Cette lacune doit être corrigée en Basse-Saxe par une obligation d'étiquetage. Cette obligation existe déjà dans d'autres États fédéraux, par exemple dans le Mecklembourg-Poméranie occidentale et le Schleswig-Holstein. En 2011, le Brandebourg a été le premier État fédéral à introduire une identification obligatoire pour les policiers. Depuis 2013, les agents doivent porter des badges nominatifs qui permettent de les identifier plus tard.

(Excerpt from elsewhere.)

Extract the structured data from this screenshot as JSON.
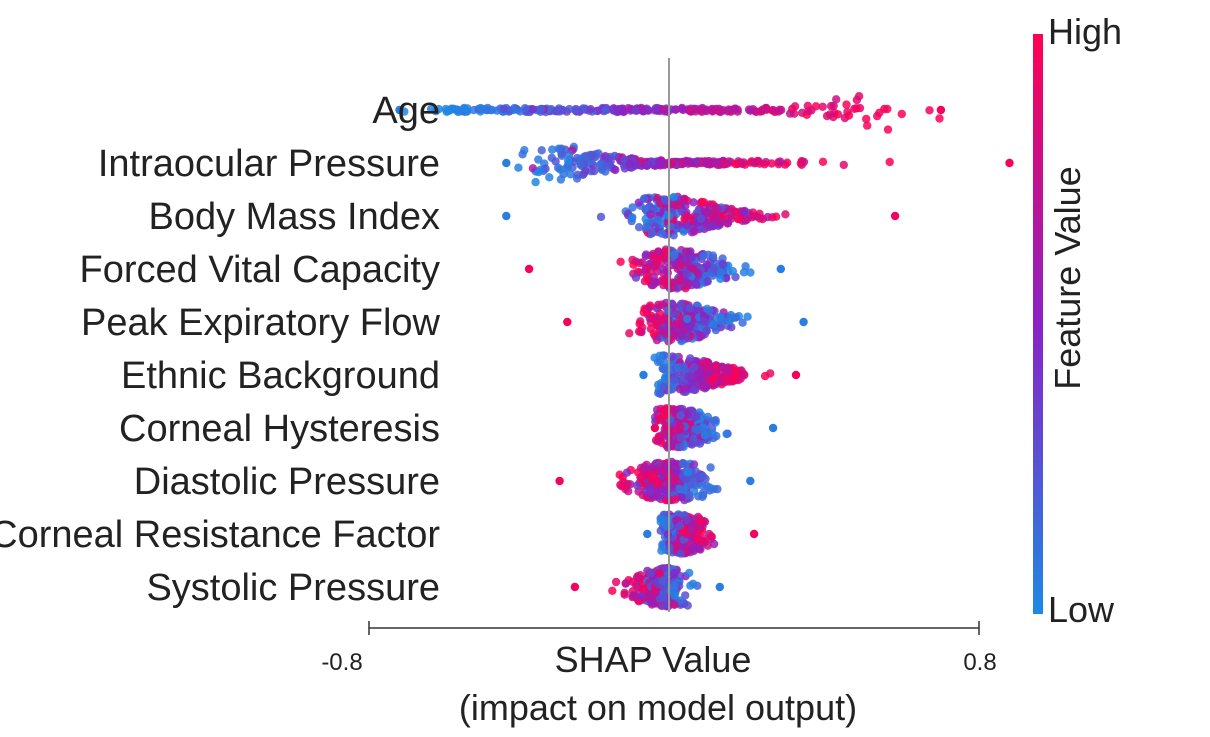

La manière dont le règlement peut être mis en œuvre dans le détail dans le deuxième plus grand État fédéral fait actuellement l'objet de discussions. En principe, l'alliance rouge-verte au pouvoir à Hanovre a dit oui à l'obligation controversée et l'a ancrée dans son accord de coalition. Il y est dit : « Dans le contexte du développement dans d'autres États fédéraux et au sein du gouvernement fédéral, nous voulons introduire une obligation d'identification individualisée anonyme pour les forces de police dans les opérations fermées. Celle-ci sera limitée et évaluée.«
Il n'y aura probablement pas de badges nominatifs pour les policiers en Basse-Saxe. Mais les fonctionnaires devraient initialement être "identifiables de manière anonyme" lors d'opérations à grande échelle, éventuellement avec des numéros de service sur leurs uniformes. Le numéro fournit ensuite des informations sur l'unité respective et les fonctionnaires individuels via des listes internes.
Le syndicat de la police (GdP) est mécontent que le gouvernement de l'État prépare une telle exigence d'étiquetage. Selon elle, c'est un signe de méfiance. Kevin Komolka, président d'État du GdP Basse-Saxe, explique : "Actuellement, les collègues des unités fermées sont déjà marqués de manière à pouvoir être affectés à la plus petite unité organisationnelle. Un étiquetage personnel supplémentaire n'est pas nécessaire. » Le ministère de l'Intérieur dirigé par le SPD, quant à lui, estime qu'un étiquetage anonyme mais individuel pourrait aider à « renforcer davantage la relation de confiance avec les citoyens ». Elle souligne que l'obligation d'étiquetage ne doit pas être comprise comme une suspicion générale à l'encontre de la police.
On ne sait pas quand l'obligation d'étiquetage sera introduite en Basse-Saxe. L'organisation de jeunesse du SPD s'engage à faire en sorte que cela se produise le plus rapidement possible. Il y a environ sept ans, les Jusos et les Jeunesses vertes avaient déjà réclamé une identification obligatoire afin que les policiers puissent utiliser plus efficacement le droit pénal pour poursuivre les agressions, se souvient Ronja Laemmerhirt, co-responsable de l'association d'Etat Jeunes socialistes.
Ailleurs, l'exigence d'étiquetage a de nouveau été séparée : en Rhénanie du Nord-Westphalie, le gouvernement de l'État noir et jaune arrivé au pouvoir en 2017 avait supprimé l'exigence introduite par le gouvernement précédent composé du SPD et des Verts.